ECLI:NL:RVS:2025:4444
Raad van State
- Hoger beroep
- Rechtspraak.nl
Hoger beroep tegen vrijheidsontnemende maatregel opgelegd door de minister van Asiel en Migratie
In deze zaak heeft de minister van Asiel en Migratie op 30 mei 2025 een vrijheidsontnemende maatregel opgelegd aan de appellant. De rechtbank Den Haag, zittingsplaats Amsterdam, heeft op 16 juni 2025 het beroep van de appellant tegen deze maatregel ongegrond verklaard en het verzoek om schadevergoeding afgewezen. De appellant, vertegenwoordigd door mr. D. van Elp, heeft hiertegen hoger beroep ingesteld.
De Afdeling bestuursrechtspraak van de Raad van State heeft op 22 september 2025 uitspraak gedaan in het hoger beroep. De Afdeling oordeelt dat de rechtbank terecht en op goede gronden tot haar oordeel is gekomen. De Afdeling neemt de motivering van de rechtbank over en concludeert dat het hoger beroep niet leidt tot vernietiging van de uitspraak van de rechtbank. Er zijn geen vragen in het hogerberoepschrift die in het belang van de rechtseenheid, rechtsontwikkeling of rechtsbescherming beantwoord moeten worden.

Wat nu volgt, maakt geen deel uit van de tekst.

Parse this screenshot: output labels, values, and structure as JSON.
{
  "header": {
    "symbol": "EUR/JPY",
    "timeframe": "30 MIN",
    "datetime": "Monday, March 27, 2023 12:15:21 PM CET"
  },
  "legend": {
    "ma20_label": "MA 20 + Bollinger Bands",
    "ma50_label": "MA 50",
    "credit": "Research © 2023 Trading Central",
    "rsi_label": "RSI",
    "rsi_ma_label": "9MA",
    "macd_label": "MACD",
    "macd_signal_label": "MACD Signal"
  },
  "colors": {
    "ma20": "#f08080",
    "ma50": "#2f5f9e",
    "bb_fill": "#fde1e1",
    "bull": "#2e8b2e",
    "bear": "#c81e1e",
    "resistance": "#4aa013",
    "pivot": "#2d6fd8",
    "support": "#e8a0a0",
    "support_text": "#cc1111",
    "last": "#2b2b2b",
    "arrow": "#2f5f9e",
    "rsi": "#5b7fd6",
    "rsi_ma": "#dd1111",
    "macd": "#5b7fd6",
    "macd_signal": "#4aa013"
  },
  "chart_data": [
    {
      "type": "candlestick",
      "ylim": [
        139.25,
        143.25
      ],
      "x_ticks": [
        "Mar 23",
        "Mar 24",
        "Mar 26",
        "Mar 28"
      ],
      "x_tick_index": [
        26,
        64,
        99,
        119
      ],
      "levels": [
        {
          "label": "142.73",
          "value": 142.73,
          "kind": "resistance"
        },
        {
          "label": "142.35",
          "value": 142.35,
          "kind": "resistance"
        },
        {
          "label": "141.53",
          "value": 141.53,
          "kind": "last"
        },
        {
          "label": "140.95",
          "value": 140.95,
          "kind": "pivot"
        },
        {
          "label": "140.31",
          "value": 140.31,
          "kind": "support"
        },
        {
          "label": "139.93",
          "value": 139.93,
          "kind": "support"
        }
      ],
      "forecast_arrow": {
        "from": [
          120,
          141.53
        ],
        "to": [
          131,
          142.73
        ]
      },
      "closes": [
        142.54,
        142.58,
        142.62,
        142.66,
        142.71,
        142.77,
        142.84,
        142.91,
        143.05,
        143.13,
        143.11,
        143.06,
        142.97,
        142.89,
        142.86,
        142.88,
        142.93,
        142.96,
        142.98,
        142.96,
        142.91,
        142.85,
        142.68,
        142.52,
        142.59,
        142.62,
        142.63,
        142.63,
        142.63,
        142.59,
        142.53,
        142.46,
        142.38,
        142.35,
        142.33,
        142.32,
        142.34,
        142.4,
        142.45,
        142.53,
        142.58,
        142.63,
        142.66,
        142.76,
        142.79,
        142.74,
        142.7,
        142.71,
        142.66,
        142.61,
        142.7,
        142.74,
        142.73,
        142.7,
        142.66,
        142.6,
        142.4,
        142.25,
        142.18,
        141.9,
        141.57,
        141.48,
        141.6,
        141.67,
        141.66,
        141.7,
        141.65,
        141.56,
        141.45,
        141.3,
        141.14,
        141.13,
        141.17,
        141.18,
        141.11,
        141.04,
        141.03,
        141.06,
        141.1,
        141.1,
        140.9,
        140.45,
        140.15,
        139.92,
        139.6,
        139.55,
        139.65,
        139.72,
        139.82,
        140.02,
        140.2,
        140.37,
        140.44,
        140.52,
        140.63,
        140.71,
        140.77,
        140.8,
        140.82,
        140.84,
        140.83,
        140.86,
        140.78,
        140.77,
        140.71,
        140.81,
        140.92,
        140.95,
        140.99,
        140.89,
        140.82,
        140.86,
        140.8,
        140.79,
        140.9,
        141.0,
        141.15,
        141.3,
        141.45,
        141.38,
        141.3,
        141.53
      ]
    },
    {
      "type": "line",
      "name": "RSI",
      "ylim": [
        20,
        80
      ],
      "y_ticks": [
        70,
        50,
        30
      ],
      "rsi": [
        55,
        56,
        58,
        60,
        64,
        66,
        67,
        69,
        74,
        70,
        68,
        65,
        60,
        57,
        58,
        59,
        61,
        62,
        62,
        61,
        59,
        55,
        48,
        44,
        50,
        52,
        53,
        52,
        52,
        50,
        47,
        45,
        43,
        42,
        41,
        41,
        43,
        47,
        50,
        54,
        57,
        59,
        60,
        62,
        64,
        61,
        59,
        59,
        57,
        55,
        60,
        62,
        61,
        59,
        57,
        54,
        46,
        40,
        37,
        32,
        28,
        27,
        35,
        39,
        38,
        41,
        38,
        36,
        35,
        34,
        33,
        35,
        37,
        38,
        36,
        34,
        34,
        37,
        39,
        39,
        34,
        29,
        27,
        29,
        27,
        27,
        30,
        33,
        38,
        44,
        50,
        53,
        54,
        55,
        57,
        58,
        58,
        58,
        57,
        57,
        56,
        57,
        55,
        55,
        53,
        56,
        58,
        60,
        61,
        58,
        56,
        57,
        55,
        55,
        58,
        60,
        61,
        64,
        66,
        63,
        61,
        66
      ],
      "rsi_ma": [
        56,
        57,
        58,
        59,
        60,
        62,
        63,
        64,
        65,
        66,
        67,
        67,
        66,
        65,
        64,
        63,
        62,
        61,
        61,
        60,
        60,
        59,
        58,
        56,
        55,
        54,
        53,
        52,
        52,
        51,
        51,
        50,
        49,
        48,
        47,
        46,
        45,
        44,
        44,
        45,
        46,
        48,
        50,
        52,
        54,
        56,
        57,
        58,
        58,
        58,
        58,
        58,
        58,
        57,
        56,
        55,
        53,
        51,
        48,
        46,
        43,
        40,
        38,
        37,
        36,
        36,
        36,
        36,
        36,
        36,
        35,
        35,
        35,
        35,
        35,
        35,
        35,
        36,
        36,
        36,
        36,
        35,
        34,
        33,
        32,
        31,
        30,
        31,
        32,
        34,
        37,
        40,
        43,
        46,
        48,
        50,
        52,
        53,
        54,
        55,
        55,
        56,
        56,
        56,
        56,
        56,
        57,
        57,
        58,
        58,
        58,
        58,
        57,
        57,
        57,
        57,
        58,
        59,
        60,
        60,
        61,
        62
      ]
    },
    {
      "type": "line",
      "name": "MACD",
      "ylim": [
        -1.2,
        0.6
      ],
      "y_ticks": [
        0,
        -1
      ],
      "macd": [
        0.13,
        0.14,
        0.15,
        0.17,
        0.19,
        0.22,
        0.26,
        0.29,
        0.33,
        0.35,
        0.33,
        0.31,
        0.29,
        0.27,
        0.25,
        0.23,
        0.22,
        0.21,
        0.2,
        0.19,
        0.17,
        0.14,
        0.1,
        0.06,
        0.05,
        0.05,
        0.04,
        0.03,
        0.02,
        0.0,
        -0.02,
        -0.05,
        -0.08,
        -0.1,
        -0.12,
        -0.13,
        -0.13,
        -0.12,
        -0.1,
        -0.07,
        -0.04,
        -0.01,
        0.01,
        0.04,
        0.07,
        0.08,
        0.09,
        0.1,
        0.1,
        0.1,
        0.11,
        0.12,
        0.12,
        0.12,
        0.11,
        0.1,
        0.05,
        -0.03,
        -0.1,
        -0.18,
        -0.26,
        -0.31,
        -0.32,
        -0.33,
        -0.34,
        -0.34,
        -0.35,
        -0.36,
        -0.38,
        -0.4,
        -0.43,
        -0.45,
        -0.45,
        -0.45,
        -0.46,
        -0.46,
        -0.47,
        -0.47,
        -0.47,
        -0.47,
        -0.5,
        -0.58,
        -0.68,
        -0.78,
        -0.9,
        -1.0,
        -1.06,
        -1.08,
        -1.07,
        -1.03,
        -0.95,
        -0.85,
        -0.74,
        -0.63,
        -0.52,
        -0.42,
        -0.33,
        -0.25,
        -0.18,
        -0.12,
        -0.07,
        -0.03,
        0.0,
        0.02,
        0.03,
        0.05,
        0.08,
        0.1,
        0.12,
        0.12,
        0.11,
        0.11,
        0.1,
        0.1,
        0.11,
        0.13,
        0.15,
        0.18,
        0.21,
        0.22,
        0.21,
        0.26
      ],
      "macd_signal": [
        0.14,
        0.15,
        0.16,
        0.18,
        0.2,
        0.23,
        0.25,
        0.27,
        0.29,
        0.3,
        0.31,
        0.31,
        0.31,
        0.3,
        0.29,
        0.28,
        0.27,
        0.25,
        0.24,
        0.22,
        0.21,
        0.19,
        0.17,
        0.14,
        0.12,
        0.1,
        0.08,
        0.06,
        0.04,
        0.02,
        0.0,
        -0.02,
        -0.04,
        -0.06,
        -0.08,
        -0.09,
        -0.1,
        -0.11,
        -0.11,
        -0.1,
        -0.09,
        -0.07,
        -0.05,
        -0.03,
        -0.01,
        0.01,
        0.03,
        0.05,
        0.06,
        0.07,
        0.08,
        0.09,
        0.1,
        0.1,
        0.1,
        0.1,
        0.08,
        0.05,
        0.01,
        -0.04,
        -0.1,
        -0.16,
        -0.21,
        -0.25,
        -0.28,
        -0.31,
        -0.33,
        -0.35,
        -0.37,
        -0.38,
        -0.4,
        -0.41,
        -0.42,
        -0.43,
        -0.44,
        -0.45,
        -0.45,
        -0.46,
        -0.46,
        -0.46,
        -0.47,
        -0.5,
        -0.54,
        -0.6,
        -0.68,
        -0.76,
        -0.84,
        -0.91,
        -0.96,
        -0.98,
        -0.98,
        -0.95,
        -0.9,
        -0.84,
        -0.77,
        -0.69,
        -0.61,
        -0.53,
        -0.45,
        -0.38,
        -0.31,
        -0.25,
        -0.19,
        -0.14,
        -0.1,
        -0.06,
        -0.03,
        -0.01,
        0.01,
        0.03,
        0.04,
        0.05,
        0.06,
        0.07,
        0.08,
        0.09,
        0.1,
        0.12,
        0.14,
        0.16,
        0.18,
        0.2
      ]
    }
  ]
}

De Afdeling ziet ook geen reden om de grensdetentie onrechtmatig te achten. Het hoger beroep is ongegrond en de uitspraak van de rechtbank wordt bevestigd. De minister van Asiel en Migratie hoeft geen proceskosten te vergoeden. De uitspraak is gedaan door mr. J.C.A. de Poorter, lid van de enkelvoudige kamer, in tegenwoordigheid van mr. J.R. Kraak, griffier.